Classical molecular dynamics (MD) simulations provide unmatched spatial and time resolution of protein structure and function. However, accuracy of MD simulations often depends on the quality of force field parameters and the time scale of sampling. Another limitation of conventional MD simulations is that the protonation states of titratable amino acid residues remain fixed during simulations, even though protonation state changes coupled to conformational dynamics are central to protein function.
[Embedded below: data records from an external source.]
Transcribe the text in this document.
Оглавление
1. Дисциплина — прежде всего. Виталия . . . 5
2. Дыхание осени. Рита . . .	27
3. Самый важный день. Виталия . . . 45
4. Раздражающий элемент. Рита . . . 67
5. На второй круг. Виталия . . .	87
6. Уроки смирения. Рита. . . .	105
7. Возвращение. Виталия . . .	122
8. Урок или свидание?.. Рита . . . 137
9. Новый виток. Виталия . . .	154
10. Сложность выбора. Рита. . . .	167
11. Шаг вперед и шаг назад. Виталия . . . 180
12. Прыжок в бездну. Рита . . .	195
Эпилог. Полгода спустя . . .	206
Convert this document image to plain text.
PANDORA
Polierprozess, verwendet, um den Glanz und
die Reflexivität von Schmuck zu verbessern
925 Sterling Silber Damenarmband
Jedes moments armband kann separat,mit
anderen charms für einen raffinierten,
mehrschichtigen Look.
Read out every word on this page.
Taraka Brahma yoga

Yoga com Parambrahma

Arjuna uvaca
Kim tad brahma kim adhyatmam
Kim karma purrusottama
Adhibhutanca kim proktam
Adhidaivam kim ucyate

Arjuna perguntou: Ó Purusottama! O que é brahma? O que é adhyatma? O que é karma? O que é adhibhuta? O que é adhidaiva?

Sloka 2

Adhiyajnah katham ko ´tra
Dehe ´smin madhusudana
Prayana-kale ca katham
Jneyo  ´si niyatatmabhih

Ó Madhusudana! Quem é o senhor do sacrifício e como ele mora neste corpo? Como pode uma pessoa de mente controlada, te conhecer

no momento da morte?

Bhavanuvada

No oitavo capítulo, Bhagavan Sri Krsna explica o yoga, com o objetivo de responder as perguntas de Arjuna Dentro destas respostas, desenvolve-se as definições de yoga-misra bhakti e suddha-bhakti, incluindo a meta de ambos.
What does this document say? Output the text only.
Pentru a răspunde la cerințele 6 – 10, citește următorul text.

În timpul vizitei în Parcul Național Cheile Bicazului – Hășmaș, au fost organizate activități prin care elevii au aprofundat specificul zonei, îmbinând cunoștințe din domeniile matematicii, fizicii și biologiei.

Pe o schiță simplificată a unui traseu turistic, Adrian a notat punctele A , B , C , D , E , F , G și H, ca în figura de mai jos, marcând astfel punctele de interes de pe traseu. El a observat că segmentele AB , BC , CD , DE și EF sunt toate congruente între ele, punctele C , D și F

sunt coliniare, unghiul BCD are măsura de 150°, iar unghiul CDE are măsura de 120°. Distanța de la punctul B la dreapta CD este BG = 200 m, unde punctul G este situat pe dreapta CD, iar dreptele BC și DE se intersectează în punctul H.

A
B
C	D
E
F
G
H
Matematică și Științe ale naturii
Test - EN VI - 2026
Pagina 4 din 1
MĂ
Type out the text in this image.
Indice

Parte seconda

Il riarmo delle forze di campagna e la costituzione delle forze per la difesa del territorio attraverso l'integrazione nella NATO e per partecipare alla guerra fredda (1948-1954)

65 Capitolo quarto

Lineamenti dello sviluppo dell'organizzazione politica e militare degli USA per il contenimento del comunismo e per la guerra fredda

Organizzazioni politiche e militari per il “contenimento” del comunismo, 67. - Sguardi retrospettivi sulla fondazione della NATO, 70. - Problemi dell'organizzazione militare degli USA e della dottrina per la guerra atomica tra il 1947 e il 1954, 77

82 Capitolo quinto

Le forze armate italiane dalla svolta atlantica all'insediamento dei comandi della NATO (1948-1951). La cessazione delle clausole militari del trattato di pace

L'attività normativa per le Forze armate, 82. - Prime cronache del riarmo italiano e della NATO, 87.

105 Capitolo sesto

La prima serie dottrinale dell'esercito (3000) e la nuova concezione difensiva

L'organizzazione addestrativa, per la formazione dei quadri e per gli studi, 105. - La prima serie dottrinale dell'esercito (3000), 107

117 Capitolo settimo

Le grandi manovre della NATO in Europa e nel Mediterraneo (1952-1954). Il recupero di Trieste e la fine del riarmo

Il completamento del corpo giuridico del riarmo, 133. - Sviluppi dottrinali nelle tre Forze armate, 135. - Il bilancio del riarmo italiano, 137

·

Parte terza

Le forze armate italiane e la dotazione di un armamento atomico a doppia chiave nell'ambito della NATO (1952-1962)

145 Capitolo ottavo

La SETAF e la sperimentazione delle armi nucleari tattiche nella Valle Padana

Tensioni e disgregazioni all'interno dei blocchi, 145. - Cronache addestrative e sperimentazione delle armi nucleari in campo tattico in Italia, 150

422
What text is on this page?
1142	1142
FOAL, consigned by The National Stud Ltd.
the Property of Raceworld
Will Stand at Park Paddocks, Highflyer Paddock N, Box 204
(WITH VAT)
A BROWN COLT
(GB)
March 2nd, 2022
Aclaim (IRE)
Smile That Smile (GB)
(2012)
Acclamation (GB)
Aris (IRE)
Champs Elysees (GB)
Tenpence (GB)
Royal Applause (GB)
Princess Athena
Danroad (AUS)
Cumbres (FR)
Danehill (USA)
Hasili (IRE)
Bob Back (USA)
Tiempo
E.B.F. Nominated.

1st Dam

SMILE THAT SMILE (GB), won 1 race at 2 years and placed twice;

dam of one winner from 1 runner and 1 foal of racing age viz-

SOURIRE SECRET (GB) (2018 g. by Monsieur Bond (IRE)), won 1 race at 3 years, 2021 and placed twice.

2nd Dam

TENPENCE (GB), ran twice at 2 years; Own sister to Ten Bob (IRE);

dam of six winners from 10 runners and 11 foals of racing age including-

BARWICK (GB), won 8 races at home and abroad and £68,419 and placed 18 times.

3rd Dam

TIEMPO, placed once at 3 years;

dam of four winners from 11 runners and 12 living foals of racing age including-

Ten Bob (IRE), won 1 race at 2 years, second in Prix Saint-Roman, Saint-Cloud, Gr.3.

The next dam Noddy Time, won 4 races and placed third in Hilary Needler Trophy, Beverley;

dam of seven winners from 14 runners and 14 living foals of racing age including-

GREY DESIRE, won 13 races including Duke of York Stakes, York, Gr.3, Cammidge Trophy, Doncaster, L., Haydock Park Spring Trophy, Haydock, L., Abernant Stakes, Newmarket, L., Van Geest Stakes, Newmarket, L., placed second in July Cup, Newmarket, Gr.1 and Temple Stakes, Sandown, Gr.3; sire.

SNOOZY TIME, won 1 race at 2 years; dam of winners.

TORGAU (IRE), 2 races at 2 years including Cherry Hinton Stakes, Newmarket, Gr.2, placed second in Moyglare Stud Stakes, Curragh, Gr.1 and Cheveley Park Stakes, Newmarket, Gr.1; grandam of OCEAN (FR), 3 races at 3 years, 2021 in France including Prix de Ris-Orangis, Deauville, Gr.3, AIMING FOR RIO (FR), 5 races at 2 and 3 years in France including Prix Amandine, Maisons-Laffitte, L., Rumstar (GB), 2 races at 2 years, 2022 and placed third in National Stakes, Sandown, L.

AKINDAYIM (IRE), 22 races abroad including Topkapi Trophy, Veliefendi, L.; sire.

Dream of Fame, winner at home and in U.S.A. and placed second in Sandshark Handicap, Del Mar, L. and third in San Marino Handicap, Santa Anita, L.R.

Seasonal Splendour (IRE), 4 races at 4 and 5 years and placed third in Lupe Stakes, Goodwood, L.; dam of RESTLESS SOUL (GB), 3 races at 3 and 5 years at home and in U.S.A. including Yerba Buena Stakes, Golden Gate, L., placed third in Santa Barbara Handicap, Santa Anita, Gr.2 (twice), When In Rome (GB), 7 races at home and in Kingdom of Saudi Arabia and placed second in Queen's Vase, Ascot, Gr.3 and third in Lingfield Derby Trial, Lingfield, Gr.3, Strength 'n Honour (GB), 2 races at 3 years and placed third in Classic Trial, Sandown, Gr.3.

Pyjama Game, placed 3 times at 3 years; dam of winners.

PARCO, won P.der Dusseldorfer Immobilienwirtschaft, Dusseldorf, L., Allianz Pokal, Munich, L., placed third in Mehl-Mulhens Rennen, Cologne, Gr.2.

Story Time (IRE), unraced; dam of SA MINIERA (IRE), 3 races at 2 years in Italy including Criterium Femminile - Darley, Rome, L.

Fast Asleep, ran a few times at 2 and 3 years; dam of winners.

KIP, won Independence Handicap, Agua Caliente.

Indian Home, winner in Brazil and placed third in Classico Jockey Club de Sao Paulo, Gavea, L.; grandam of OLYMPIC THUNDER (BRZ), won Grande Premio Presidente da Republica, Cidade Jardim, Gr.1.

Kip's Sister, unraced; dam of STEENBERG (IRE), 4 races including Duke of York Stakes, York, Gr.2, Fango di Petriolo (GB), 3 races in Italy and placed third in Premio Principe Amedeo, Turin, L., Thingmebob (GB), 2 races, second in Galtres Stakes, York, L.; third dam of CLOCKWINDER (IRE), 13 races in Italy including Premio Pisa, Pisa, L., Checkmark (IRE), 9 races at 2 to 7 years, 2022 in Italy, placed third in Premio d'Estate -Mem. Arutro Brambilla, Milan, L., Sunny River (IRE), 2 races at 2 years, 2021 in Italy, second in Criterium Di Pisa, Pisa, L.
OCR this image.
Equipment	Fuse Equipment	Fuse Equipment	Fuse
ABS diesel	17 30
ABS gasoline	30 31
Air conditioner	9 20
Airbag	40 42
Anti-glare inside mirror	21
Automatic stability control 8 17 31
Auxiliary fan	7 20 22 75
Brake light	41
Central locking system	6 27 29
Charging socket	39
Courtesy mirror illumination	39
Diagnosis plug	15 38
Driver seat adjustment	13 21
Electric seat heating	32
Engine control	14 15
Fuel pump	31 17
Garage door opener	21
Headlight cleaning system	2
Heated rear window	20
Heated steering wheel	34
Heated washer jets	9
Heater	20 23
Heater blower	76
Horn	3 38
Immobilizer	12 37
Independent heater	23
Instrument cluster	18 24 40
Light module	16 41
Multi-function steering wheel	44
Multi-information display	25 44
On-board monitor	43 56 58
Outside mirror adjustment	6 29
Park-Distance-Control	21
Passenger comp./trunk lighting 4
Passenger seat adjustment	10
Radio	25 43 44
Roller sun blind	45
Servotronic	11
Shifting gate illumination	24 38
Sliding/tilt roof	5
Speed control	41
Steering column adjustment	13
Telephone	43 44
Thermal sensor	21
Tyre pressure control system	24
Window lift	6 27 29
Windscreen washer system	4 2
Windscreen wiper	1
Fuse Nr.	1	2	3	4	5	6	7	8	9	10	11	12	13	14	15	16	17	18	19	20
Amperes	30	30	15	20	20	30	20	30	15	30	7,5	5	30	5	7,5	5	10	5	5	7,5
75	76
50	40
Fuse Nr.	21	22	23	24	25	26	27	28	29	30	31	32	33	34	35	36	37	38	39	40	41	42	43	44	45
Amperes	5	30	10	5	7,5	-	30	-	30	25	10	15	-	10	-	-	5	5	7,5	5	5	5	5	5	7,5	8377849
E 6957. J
Due to the uncertainty in selecting protonation states, classical MD simulations are sometimes performed with all amino acids modeled in their standard charged states at pH 7. Here we performed and analyzed classical MD simulations on high-resolution cryo-EM structures of two membrane proteins that transfer protons by catalyzing protonation/deprotonation reactions. In simulations performed with amino acids modeled in their standard protonation state the structure diverges far from its starting conformation. In comparison, MD simulations performed with pre-determined protonation states of amino acid residues reproduce the structural conformation, protein hydration, and protein-water and protein-protein interactions of the structure much better. The results suggest it is crucial to perform basic protonation state calculations, especially on structures where protonation changes play an important functional role, prior to launching any MD simulations. Furthermore, the combined approach of protonation state prediction and MD simulations can provide valuable information on the charge states of amino acids in the cryo-EM sample. Even though accurate prediction of protonation states currently remains a challenge, we introduce an approach of combining pKa prediction with cryo-EM density map analysis that helps in improving not only the protonation state predictions, but also the atomic modeling of density data.